Am 28. Juli 2017 stach Ahmad A., 26, im Stadtteil Barmbek auf Passanten und Kunden eines Supermarktes ein. Ein 50-Jähriger starb, sechs Menschen wurden verletzt. A. muss sich deshalb wegen Mordes, versuchten Mordes sowie gefährlicher Körperverletzung verantworten.

Die Bundesanwaltschaft geht davon aus, dass er aus einer islamistischen Gesinnung heraus handelte. Der Angeklagte habe so viele deutsche Staatsangehörige christlichen Glaubens wie möglich ermorden wollen, und zwar als "Beitrag für den weltweiten Dschihad gegen Ungläubige", heißt es in der Anklageschrift. A. hatte sich über seinen Anwalt am ersten Prozesstag schuldig bekannt.

Nun, am zweiten Prozesstag, kommen die Opfer zu Wort. Die Tat hat einige von ihnen bis heute sichtlich verstört - und alle wurden Opfer, nur weil sie gerade einkaufen gingen oder zufällig in der Nähe waren.

Angriff an der Wursttheke

Ingo T. stand an der Wursttheke, als er einen Tumult mitbekam. Da sei Ahmad A. schon sehr schnell auf ihn zugekommen. "Er holte mit dem Messer aus und stach mir in die Brust." Der Angeklagte habe das Messer dann wieder herausgezogen und erneut auf ihn eingestochen, in den Arm und ins Bein.

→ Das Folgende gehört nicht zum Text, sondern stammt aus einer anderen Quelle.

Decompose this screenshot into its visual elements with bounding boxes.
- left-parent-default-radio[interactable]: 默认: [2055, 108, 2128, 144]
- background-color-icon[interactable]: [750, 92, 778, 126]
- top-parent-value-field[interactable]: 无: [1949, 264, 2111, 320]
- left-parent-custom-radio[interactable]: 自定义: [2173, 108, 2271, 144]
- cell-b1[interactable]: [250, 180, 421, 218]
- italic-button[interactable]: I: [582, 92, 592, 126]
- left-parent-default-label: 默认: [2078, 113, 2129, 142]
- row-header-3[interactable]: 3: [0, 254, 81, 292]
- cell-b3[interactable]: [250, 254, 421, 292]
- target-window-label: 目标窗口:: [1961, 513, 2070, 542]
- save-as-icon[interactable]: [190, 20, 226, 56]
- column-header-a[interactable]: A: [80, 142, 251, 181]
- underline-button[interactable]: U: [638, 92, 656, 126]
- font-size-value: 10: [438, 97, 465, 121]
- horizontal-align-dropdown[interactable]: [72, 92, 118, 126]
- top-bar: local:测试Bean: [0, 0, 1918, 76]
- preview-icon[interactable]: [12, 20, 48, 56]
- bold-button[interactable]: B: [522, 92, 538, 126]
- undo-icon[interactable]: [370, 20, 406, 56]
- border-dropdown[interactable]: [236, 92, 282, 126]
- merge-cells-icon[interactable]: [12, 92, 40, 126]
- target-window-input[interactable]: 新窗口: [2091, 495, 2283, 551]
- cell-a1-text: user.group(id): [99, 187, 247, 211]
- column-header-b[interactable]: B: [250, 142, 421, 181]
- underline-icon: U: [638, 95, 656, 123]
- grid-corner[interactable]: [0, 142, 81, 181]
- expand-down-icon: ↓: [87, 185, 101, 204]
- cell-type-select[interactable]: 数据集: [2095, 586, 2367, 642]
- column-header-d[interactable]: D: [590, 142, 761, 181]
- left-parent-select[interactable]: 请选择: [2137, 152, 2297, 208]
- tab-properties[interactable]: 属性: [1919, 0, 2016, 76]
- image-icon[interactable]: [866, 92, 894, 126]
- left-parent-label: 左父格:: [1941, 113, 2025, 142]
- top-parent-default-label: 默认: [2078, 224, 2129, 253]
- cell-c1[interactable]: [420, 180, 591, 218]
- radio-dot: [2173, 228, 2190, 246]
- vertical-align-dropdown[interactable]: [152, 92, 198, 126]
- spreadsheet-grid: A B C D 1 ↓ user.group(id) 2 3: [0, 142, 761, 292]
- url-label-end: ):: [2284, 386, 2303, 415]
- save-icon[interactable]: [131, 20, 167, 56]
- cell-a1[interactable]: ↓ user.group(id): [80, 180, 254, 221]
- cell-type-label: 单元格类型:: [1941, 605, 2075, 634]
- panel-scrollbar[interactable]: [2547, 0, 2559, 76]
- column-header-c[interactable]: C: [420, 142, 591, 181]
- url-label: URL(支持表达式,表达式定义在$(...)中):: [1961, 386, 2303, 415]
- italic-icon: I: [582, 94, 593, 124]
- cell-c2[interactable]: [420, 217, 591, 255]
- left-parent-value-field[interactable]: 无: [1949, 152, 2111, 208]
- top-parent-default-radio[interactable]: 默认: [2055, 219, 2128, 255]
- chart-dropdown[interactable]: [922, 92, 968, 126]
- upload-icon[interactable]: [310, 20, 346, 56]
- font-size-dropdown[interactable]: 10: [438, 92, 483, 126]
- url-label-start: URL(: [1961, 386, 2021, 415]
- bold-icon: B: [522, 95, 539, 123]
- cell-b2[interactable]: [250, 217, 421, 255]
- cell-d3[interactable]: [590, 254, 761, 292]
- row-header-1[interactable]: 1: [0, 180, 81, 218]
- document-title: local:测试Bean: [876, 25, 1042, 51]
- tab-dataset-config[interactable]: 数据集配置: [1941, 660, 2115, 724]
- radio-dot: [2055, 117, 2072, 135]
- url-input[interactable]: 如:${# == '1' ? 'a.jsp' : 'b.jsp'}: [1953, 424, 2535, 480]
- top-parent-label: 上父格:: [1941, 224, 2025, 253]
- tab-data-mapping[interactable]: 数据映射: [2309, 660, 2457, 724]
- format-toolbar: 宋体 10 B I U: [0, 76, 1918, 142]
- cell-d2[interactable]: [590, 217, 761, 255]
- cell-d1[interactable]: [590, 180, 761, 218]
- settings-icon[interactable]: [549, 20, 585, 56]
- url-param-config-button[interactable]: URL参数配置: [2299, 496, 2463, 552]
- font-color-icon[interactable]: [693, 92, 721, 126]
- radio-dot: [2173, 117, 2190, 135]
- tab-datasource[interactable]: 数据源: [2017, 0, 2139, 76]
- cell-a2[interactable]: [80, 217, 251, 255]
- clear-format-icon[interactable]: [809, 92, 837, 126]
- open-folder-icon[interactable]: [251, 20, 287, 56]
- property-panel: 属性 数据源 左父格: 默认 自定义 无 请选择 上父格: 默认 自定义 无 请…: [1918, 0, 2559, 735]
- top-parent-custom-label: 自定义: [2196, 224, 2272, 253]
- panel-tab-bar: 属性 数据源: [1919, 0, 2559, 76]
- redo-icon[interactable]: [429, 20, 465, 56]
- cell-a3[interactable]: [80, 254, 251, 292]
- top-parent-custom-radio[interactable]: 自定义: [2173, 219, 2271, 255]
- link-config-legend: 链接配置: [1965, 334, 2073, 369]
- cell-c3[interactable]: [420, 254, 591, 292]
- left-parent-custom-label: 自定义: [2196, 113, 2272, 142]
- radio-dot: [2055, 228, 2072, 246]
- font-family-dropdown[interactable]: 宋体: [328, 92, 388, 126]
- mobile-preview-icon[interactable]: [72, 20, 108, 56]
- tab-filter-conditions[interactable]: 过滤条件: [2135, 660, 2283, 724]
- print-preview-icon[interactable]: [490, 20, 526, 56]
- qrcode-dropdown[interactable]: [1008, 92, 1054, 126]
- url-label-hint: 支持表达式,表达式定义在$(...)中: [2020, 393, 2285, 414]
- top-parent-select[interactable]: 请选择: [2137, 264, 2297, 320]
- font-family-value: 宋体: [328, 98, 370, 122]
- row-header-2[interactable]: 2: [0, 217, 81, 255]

Der 56-Jährige überlebte das Attentat nur dank einer Notoperation. Er glaubt zwar, dass er seinen Beruf irgendwann wieder ausüben kann, ist wegen der psychischen Folgen der Tat aber noch in Behandlung. Ingo T. erzählt das alles sehr strukturiert, trotzdem ist ihm anzumerken, wie sehr ihn die Aussage anstrengt - ähnlich wie die übrigen Betroffenen.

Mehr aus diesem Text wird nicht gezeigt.